Questo testo sintetizza l’annuncio sull’implementazione di una funzione di stima dell’età per gli account ChatGPT destinati agli utenti consumer. OpenAI sta estendendo nuove protezioni automatiche per coloro che potrebbero essere minori di età, con l’obiettivo di modulare l’esposizione a contenuti sensibili e rischiosi. L’implementazione si basa su una serie di indicatori, procedura di verifica e opzioni di controllo da parte dei genitori, mirate a garantire un uso più sicuro della piattaforma.
funzionamento e criteri della predizione dell’età
La sistema di predizione dell’età opera entro i profili ChatGPT consumer e assegna l’utente a una delle due categorie distinte: oltre18 o under18. L’individuazione avviene mediante una combinazione di segnali raccolti nel tempo, tra cui:
- durata di esistenza dell’account
- abitudini di utilizzo in termini di orari tipici di attività
- schemi di utilizzo nel corso del tempo
- età dichiarata dall’utente
cosa accade se l’algoritmo classifica l’utente come minorenne
Qualora l’algoritmo identifichi l’account come minorenne, vengono applicate protezioni aggiuntive per limitare l’esposizione a contenuti non appropriati. In particolare, si riduce l’esposizione a elementi grafici o violenti, a sfide virali a rischio, a contenuti sessuali espliciti e a temi di autolesionismo. I genitori mantengono la possibilità di personalizzare l’esperienza del figlio tramite strumenti di controllo, come i “parental controls” e la funzione per definire orari silenziosi.

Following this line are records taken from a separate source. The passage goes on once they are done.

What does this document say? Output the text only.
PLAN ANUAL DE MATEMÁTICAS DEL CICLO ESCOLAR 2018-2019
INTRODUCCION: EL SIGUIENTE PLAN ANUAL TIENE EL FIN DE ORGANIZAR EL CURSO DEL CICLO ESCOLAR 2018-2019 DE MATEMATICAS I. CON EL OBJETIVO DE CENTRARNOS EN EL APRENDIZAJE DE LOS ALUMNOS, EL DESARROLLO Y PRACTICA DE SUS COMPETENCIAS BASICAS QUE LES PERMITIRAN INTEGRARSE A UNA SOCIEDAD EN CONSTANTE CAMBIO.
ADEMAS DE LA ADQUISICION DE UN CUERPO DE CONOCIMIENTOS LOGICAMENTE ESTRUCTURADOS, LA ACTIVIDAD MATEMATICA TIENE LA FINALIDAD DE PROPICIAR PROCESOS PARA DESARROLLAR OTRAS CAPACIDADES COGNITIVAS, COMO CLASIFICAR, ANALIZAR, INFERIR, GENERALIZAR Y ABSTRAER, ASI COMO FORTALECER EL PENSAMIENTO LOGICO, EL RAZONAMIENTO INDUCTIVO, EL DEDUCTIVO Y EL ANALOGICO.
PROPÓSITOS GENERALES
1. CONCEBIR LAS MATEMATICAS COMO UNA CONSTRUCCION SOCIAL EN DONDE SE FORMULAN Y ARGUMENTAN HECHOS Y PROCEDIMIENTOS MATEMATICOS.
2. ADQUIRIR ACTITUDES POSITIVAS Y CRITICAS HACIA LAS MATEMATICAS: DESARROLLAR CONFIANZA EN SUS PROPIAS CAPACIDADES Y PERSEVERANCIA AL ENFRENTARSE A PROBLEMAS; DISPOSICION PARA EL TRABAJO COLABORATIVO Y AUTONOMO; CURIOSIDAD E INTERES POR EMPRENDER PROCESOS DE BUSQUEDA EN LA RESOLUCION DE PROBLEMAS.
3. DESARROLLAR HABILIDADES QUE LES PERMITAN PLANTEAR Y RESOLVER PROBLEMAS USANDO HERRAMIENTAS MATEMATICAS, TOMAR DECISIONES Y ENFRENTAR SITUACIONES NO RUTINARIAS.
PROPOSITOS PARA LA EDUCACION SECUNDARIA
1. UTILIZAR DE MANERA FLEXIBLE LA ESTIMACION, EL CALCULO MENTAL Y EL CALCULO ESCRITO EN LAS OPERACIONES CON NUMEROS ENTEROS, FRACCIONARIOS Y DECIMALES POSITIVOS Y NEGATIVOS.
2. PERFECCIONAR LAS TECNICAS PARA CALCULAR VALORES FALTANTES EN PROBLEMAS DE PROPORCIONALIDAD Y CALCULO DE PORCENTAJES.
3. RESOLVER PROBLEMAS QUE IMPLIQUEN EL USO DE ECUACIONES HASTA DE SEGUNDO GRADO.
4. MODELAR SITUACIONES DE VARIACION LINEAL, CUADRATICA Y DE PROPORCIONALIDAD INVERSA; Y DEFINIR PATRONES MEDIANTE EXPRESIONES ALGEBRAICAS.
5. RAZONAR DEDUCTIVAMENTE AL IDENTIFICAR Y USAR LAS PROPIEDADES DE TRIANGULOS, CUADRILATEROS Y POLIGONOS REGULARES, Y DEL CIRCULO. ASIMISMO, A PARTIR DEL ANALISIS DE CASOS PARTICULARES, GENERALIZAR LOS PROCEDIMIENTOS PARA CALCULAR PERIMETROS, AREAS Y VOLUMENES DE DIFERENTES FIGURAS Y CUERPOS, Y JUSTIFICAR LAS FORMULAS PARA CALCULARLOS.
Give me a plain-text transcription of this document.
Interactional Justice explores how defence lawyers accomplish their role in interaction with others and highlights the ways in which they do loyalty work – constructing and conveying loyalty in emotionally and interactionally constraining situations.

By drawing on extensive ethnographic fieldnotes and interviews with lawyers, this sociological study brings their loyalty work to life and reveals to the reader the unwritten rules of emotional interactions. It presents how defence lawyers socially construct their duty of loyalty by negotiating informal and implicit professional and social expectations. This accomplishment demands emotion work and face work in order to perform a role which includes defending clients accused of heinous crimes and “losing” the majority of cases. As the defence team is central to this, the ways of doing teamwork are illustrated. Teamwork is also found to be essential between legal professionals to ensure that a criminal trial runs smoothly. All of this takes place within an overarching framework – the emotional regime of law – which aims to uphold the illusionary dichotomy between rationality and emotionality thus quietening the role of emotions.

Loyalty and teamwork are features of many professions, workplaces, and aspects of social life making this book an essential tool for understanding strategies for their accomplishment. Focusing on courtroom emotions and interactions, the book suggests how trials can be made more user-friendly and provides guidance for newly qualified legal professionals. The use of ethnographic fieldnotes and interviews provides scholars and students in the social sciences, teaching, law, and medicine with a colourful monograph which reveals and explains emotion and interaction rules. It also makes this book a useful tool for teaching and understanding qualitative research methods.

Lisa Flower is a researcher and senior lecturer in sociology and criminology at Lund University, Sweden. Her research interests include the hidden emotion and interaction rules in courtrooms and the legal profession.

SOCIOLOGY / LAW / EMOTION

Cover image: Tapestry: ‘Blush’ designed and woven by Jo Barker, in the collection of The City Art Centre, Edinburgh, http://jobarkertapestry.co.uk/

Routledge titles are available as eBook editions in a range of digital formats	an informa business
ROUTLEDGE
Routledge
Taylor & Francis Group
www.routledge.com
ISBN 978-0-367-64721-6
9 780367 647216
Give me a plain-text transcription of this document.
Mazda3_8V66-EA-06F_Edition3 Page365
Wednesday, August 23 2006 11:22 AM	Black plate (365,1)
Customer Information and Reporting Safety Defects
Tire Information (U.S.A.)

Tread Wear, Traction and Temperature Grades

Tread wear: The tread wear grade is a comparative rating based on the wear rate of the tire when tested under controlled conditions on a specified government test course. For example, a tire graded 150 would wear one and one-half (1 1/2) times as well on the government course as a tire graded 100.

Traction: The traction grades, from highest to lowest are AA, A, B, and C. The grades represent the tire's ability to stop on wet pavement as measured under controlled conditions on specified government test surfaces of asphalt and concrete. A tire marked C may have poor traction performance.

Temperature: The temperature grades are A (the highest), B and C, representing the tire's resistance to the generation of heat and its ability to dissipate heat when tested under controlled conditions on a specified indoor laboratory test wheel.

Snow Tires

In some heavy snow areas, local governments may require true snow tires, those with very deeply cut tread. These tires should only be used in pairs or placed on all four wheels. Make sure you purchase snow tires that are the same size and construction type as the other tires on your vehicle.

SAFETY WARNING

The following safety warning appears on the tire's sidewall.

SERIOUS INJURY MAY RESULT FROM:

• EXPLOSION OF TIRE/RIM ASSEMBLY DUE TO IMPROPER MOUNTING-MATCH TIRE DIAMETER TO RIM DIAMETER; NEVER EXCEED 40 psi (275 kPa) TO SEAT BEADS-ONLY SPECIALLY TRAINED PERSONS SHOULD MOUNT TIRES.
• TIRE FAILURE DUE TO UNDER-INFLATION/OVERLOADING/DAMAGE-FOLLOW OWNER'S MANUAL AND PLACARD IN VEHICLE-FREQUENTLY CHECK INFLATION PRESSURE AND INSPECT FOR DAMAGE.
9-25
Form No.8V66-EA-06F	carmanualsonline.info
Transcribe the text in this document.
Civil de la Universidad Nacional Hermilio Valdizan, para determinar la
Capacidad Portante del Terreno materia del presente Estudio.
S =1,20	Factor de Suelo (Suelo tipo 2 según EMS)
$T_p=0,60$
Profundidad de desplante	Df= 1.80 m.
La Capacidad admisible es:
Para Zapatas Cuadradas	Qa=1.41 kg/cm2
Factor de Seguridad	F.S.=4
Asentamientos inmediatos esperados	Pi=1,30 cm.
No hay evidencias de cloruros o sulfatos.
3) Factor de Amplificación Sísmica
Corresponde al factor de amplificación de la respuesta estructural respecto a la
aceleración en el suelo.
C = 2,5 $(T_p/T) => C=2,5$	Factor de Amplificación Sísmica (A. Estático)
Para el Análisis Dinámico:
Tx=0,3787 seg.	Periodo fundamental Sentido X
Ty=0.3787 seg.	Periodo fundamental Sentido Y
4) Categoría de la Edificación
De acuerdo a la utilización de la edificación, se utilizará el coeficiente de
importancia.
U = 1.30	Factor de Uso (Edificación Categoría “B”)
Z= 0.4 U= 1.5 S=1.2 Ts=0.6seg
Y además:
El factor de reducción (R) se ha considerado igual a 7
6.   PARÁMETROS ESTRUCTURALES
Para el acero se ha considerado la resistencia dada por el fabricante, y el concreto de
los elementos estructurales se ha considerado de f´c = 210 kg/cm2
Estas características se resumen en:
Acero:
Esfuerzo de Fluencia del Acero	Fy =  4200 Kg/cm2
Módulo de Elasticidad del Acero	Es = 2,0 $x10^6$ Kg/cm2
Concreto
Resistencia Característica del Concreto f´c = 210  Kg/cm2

procedura di verifica in caso di errore di classificazione
In situazioni in cui il sistema non riesce a stabilire con certezza l’età, l’account viene assegnato di default alla categoria under18. Se l’utente è stato classificato erroneamente, la procedura prevede la necessità di caricare un selfie tramite la piattaforma di verifica identità Persona per ripristinare l’accesso completo. È possibile controllare eventuali restrizioni aprendo Impostazioni > Account.
contesto di rilascio e disponibilità
Il rollout odierno si inserisce in un contesto di maggiore attenzione alla protezione dei minori, con OpenAI che anticipa una diffusione anche nell’Unione Europea nelle settimane successive. L’approccio mira a bilanciare la sicurezza online con la necessità di offrire strumenti utili a tutti gli utenti, includendo opzioni di personalizzazione per i genitori e controlli di accesso mirati.
Questo aggiornamento riflette l’impegno di OpenAI nel gestire in modo responsabile l’uso di ChatGPT tra i più giovani, mantenendo al contempo la possibilità di un utilizzo informato e sicuro della piattaforma.